UL141 retains CD112 in the ER and enhances US2 mediated degradation.
ER retention of CD112 is mediated by UL141 and only detected upon depletion of US2 or TRC8. (A) HFF infected with mock, HCMV wild-type, ΔUS2 or ΔUL141 (moi 5) were analyzed for the indicated proteins at 72 hours post infection, in the presence (shTRC8+) or absence (shTRC8-) of TRC8 depletion. (B) UL141 retains CD112 in the ER prior to TRC8-dependent degradation by US2. THP-1 cells stably expressing US2, US11, UL141-Myc or shTRC8 were solubilized in 1% digitonin, immunoprecipitated with anti-Myc antibody and the indicated proteins visualized by immunoblot. See also S4 Fig.
Fig 8.
Model for US2 action in HCMV-infected cells.

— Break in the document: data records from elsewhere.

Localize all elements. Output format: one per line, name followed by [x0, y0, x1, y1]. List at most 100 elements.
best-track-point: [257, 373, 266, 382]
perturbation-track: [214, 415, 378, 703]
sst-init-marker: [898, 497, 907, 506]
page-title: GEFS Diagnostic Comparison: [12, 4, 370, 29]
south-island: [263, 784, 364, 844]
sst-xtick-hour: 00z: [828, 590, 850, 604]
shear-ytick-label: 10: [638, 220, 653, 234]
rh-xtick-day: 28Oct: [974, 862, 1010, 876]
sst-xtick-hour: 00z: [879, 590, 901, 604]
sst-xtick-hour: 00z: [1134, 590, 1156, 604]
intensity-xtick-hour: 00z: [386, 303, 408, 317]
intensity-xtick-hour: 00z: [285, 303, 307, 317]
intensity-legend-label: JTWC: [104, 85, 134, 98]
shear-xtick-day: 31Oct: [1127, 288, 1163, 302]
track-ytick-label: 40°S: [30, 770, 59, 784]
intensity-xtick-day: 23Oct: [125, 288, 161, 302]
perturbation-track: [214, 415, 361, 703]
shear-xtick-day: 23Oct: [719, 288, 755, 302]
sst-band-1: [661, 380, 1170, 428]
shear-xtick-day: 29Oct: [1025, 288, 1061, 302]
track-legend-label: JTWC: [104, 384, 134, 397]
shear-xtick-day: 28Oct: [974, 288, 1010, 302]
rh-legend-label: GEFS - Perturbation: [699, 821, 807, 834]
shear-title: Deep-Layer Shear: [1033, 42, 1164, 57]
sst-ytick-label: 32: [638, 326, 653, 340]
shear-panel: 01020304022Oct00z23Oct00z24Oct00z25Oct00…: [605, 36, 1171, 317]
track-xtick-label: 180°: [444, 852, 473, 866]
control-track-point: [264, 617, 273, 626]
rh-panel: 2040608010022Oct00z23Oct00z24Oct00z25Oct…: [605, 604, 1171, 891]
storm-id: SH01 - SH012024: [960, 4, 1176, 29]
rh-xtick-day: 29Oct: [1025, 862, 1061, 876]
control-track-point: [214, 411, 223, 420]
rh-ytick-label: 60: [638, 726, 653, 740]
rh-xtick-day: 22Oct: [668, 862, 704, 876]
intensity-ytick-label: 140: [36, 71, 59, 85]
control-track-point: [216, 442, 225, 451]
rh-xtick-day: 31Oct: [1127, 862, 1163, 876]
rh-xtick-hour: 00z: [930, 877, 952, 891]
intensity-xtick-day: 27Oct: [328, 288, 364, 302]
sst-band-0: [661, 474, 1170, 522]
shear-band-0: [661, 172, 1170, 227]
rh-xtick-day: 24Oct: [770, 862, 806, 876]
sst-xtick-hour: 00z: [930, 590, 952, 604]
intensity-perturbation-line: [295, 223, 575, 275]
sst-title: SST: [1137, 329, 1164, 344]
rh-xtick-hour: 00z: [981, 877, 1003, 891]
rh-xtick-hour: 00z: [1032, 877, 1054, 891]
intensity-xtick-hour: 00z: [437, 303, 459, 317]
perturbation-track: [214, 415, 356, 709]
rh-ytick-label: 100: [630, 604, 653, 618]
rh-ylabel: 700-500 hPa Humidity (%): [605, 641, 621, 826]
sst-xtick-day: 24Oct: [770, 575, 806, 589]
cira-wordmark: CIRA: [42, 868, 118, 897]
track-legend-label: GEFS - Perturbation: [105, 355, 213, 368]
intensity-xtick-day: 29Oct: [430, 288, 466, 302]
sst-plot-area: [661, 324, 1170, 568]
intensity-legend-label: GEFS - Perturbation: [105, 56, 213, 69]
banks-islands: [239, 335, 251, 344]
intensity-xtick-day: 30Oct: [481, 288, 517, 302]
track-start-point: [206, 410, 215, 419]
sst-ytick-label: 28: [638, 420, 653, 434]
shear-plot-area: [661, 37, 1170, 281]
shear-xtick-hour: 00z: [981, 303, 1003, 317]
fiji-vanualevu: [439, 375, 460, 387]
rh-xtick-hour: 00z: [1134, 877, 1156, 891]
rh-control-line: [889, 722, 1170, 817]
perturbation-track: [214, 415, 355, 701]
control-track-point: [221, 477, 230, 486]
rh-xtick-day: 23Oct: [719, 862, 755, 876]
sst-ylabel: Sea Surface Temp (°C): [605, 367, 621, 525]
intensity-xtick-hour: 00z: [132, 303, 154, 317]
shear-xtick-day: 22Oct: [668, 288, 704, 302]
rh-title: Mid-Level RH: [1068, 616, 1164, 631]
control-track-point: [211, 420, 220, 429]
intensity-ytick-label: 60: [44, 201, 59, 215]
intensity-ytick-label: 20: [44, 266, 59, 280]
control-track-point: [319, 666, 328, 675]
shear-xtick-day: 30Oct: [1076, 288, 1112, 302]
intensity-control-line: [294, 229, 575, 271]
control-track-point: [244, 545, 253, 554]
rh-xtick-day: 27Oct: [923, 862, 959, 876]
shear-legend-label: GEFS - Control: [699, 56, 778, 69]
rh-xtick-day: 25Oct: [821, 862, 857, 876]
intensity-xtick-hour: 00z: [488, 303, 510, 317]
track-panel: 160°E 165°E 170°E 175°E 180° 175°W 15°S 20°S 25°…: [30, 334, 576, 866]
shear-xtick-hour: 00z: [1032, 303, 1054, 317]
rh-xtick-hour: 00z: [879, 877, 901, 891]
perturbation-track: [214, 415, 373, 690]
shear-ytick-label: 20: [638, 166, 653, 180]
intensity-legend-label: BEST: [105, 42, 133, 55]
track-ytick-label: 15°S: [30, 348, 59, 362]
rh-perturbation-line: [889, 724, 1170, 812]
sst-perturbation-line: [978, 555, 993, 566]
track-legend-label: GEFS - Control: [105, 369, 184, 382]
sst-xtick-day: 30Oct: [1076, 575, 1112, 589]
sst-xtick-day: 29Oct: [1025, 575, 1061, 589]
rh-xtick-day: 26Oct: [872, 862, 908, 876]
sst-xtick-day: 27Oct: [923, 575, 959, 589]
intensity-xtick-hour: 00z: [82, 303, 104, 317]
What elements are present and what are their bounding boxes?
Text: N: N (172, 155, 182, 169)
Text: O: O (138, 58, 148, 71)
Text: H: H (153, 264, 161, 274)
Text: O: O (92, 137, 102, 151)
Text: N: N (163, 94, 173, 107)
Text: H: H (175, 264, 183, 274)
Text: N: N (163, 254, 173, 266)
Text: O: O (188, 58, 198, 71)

US2 targets a wide variety of novel cell surface substrates, including integrins, the NK cell ligand CD112, the anti-coagulation factor thrombomodulin and the IL-12 receptor β 1. The majority of these targets are directly targeted for proteasomal degradation in a TRC8 E3 ligase dependent pathway. β1 integrin is not itself degraded, but accumulates in an ER-resident immature form following US2-induced degradation of its α integrin interaction partner. CD112 is retained in the ER by UL141 from where US2 promotes the TRC8-dependent degradation. The functional consequences of US2 substrate degradation include diminished cell adhesion, migration, NK cell activation and antigen presentation.